Objective: To explore factors contributing to healthcare disparities in skin cancer outcomes and inequities in sun protection education, prevention, and knowledge among lower SES and SOC patients.
Methods: A narrative literature review was conducted using combinations of relevant keywords in Google Scholar and PubMed. Articles were uploaded to ResearchRabbit for organization and review. Studies were screened by abstract relevance, and 20 articles were selected for in-depth review.
Results: Multiple patient-, clinician-, and system-level factors were identified as contributors to poor skin cancer outcomes in lower SES and SOC populations. These included delayed presentation, longer time to definitive treatment, advanced stage at diagnosis, and worse survival. SOC patients were more likely to present with thicker, ulcerated melanomas and were less likely to receive counseling on self-skin examinations. Skin cancer in SOC patients remains underrepresented in medical training, textbooks, and research, contributing to lower awareness and diagnostic challenges. Preventive disparities included lower sunscreen use among SOC and lower-income groups, higher perceived sunscreen unaffordability, limited access to dermatologists, lower perceived skin cancer risk, and misconceptions such as believing darker skin cannot develop skin cancer. Cosmetic dissatisfaction with sunscreen formulations and higher sunscreen prices in lower-income communities were also identified barriers.

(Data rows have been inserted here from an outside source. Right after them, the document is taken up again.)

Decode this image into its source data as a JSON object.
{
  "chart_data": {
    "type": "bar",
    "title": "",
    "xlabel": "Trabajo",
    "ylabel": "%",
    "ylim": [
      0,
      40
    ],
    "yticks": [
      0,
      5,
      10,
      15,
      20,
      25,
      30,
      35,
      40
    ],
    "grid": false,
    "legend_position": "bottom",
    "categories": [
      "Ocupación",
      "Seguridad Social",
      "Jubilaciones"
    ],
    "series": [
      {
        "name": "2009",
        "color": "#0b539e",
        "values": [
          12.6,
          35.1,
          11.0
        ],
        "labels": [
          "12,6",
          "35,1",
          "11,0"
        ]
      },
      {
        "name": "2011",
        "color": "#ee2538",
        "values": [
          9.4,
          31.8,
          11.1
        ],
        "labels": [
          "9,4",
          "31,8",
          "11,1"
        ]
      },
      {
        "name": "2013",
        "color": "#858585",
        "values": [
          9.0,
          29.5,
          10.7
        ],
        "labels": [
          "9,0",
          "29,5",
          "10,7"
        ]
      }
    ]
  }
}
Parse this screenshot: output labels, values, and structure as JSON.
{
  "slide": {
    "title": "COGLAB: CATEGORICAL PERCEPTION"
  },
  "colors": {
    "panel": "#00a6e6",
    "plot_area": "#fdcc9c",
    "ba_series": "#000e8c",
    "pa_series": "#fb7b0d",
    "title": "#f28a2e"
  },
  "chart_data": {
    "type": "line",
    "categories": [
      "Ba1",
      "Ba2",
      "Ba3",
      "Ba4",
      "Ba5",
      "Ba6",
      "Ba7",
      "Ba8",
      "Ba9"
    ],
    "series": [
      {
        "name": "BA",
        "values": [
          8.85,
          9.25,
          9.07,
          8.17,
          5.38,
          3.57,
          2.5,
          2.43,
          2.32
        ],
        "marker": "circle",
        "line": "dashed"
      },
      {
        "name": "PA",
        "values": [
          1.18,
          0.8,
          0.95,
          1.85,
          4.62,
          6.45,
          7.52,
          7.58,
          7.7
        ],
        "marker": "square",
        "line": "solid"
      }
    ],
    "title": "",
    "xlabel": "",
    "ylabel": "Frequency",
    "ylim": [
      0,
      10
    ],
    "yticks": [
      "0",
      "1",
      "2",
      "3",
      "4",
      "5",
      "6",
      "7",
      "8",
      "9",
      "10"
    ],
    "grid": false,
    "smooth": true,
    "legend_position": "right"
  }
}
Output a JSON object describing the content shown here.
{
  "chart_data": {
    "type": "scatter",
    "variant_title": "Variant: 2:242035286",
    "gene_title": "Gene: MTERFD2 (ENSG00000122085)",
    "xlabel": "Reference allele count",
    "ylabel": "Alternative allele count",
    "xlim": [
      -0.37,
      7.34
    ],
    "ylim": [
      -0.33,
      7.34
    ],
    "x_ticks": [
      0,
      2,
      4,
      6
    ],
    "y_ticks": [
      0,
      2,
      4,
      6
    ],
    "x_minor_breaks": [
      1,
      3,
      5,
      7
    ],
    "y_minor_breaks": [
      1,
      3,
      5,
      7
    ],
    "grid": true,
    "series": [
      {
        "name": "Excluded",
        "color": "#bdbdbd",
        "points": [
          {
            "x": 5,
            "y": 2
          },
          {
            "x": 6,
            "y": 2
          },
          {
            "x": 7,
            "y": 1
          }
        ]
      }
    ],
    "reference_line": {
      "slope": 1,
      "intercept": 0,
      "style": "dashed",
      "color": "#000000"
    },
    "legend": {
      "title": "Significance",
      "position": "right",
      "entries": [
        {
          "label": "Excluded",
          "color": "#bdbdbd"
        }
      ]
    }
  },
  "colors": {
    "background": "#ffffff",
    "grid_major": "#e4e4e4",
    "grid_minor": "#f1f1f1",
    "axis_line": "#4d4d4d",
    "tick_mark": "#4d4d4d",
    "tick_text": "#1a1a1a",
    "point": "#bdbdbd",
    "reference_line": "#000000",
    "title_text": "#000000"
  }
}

Conclusions: Significant disparities in skin cancer outcomes and sun protection behaviors persist among lower SES and SOC patients due to intersecting structural, educational, and healthcare access barriers. Addressing these inequities will require improved patient counseling, culturally inclusive education, better representation in research and training materials, enhanced care coordination, and reduction of financial and access barriers to dermatologic care and sun protection resources. Insights gained through this review and clinical experiences in underserved settings can inform future advocacy and equitable dermatologic practice.